Il bicarbonato è un sale che disciolto in acqua sviluppa anidride carbonica e idrossido di sale, dalle forti proprietà detergenti e disinfettanti. A contatto con l’acqua il bicarbonato produce una reazione alcalina, il che significa che è in grado di combattere
qualsiasi acidità.

 

PROVALO PER:

·     DIGERIRE
Un cucchiaino sciolto in un bicchiere d’acqua o in una spremuta aiuta a togliere l’acidità.

·     FARE I SUFFUMIGI

Respirare per 10 minuti i vapori di due cucchiai di bicarbonato sciolti in un litro d’acqua bollente aiuta a guarire dal raffreddore.

·     L’IGIENE DELLA PELLE

300 grammi disciolti in una vasca da bagno aiutano a sciogliere i cristalli di urea contenuti nel sudore.

 

USA IL BICARBONATO PER:

·     Lavare le verdure. Neutralizza gli acidi grassi che costituiscono lo sporco dello verdura e della frutta.

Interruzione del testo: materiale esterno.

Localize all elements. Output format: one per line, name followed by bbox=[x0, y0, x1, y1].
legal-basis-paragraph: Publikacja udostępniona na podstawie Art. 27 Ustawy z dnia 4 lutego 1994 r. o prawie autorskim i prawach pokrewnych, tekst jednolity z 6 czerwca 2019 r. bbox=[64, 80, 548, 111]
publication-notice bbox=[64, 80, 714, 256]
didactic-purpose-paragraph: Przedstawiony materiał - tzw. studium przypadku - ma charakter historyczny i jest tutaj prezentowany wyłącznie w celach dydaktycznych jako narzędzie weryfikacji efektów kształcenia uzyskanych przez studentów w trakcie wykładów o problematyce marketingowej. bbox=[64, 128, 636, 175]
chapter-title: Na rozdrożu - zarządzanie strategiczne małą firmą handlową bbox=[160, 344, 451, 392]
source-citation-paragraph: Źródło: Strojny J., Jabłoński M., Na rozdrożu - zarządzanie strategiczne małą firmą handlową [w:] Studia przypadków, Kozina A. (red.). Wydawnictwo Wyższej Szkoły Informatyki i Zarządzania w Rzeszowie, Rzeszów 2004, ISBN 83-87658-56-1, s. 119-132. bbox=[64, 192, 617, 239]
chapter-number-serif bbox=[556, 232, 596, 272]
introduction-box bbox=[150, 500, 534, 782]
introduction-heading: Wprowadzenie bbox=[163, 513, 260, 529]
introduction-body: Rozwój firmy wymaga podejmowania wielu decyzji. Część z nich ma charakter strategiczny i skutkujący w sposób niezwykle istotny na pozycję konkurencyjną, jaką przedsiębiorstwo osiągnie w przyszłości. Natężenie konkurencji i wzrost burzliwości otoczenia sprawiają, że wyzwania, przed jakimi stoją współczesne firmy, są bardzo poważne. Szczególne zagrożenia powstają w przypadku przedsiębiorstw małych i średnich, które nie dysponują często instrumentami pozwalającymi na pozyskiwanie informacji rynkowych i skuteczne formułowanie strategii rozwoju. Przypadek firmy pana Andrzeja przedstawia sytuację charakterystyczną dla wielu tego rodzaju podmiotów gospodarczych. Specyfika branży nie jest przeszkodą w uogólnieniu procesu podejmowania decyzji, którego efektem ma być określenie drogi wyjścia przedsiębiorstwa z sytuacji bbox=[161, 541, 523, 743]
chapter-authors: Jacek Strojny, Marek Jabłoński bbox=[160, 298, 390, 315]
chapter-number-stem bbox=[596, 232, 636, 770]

·     Mantenere a lungo i fiori recisi in vaso. Contrasta l’acidità prodotta dalla decomposizione degli steli.

·     Combattere la formazione del calcare in lavatrice. Quando l’acqua di lavaggio si surriscalda dà origine al carbonato di calcio (il calcare delle incrostazioni), Aggiungendo il bicarbonato al detersivo si scioglie.

·     Far lievitare i dolci. A contatto con acqua e farina, produce anidride carbonica che, al calore, si espande e dà luogo alla lievitazione.

·     Ravvivare i colori di tappeti. Se si cosparge la superficie del tappeto di bicarbonato e lo si scuote all’aria aperta, dopo 24 ore di posa. torna come nuovo.

·     Pulire le pentole. Se si mette direttamente sulla superficie da pulire, il bicarbonato svolge un’azione abrasiva che elimina lo sporco ed il bruciato.

·     Ammorbidire i legumi. Se all’acqua di cottura aggiungiamo un cucchiaino di bicarbonato, i legumi cuoceranno più in fretta e risulteranno più morbidi.

 

ANCHE IL NOSTRO ORGANISMO lo produce. Ed è il pancreas a farlo.
Fa parte dei processi biochimici che intervengono sugli alimenti. Suo ruolo è riportare il giusto ph alfine di neutralizzare l’acidità dei cibi che potrebbe corrodere le pareti dello stomaco e dell‘intestino, formando così ulcere.